Prime Minister of the United Kingdom
More than a century and a half ago, John Stuart Mill, one of Britain's
greatest philosophers, defined enterprise not narrowly in terms of finance or
trade but more widely as "the desire to keep moving . . . to be trying and
accomplishing new things for our own benefit or that of others." And today
Global Entrepreneurship Week, which views enterprise in similarly broad terms
as, quite simply, "unleashing ideas," is conceived in that same spirit.
Since our kick-off announcement in London in November 2007, more than
seventy-five nations have joined the campaign and are part of an international
wave of enthusiasm about the potential of the entrepreneurial spirit to improve
the lives and economies of people around the world. Indeed, for an idea that
started out with the backing of only a few people and with little financial
support to have gathered such momentum in such a short space of time is itself a
fitting tribute to the power of global enterprise.
Reflecting the values and focus of Enterprise Week, which has now been
running for more than four years in the UK, Global Entrepreneurship Week is a
truly exciting and innovative development, bringing young people together across
national borders, inspiring them to turn their ideas into reality and
encouraging a new and thoroughly international spirit of enterprise.
And we will need people with an outlook that is both entrepreneurial and
global in the years ahead. As globalisation gathers pace, every country in the
world is having to face up to far-reaching and fundamental changes and
challenges. The world economy is set to double in the next twenty years, with
over 1 billion new professional or high-skilled jobs and new types of creative
and knowledge-based industries emerging, and we will need the ideas, the
insights, and the creativity of all our people if we are to compete effectively
and collaborate imaginatively in the years ahead.
But that entrepreneurial spirit doesn't stop at national borders, which is
why the links that Global Entrepreneurship Week is helping to create—locally,
nationally, and internationally through online social networks—are so important,
connecting young people from London to Abuja, Ottawa to Montevideo in a global
effort to help new ideas to develop, to grow, and to have an impact.
This campaign has also shown that, to nurture enterprising young talent to
the full, we need to build a new and far-sighted partnership of business,
education, government, voluntary organisations, and the media all working
together to provide support and to create opportunities on an ambitious scale.

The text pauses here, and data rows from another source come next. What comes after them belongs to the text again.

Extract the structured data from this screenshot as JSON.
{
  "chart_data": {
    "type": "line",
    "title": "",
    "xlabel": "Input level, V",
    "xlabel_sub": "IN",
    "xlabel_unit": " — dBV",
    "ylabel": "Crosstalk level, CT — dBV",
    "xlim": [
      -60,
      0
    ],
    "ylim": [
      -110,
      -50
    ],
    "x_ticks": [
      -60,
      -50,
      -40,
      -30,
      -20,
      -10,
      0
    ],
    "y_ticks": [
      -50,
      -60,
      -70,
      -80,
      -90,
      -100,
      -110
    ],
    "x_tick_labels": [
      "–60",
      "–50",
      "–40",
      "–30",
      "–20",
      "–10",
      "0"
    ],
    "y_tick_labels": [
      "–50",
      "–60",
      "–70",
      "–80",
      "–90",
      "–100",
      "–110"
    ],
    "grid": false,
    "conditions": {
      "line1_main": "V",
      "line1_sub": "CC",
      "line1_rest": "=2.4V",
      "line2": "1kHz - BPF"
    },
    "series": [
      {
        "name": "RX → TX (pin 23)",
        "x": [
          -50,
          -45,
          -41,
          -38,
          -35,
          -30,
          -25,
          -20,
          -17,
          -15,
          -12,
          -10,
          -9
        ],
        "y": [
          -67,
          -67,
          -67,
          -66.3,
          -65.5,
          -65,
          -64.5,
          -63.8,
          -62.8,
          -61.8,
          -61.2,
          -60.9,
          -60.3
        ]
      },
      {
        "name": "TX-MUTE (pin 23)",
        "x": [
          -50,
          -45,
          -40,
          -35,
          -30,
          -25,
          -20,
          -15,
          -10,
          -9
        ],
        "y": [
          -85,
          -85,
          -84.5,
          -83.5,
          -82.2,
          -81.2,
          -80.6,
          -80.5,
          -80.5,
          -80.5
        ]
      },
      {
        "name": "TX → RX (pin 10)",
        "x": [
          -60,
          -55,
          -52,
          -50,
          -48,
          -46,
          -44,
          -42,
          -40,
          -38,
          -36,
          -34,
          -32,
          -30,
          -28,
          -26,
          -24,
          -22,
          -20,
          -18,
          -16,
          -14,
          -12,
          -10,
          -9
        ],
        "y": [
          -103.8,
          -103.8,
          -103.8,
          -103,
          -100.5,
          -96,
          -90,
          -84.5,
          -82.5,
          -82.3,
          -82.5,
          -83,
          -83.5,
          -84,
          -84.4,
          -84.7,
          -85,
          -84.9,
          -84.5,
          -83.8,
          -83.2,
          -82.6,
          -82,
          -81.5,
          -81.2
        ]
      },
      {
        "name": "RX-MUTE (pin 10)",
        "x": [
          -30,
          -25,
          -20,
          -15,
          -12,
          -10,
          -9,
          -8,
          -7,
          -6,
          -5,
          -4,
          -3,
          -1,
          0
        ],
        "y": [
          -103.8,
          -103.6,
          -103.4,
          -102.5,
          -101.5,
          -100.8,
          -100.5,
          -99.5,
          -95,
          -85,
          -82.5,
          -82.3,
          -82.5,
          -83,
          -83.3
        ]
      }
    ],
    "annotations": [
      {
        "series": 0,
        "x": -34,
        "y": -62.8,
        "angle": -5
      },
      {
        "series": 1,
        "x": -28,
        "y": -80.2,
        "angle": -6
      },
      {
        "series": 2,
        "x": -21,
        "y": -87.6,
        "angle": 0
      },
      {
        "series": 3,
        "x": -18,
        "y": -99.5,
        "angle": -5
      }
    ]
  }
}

Starting up and running a business is not always easy, and across the world I
believe we must do everything possible to help more of our young people develop
the confidence and the belief that they can—in the words of Britain's Enterprise
Week campaign—"make their mark."
Of course, Global Entrepreneurship Week is not just about encouraging young
people to make their business ideas a reality; it also is about putting their
entrepreneurial spirit to work in helping to address the big challenges we face
around the world today. Poverty reduction, climate change, international
terrorism, the divisions between and within communities: all these are problems
that can only be solved if we mobilise all of the talent, inventiveness, and
inspiration at our disposal.
Kauffman Foundation CEO Carl Schramm, left, and UK Prime Minister Gordon Brown, right, announced plans for the first-ever Global Entrepreneurship Week at a kick-off event in London on Nov. 13, 2007. With them are aspiring UK entrepreneurs Michelle Esteves and Mitu Khandaker, who both participated in the Global Scholars Program.
Already, the successes and achievements of Global Entrepreneurship Week have
shown that if young people are given the chance they will respond—and one of the
most important and inspirational things about the thousands of entrepreneurs and
enterprising young people who are participating in the campaign is that they
have discovered a talent in themselves and acted upon it.
Talent is personal. It comes from each person's sense of what they can and
want to do—their attitude, flair, interests, and passions. But it can only truly
be realised if people have the aspirations to develop it—if they feel that they
have the chance to develop their potential to the full.
So I want to see us do everything we can to foster a global culture of
enterprise and innovation where every adult and young person feels that there is
an opportunity for them to go as far as their talents and hard work can take
them—where what counts is not where you come from and who you know, but what you
aspire to and have in yourself to become. Only by working together and forging
new connections and new initiatives like this can we truly begin to tap the
immense skill and entrepreneurial talent that exists in our countries and across
the world—talent that will benefit everyone in the years ahead.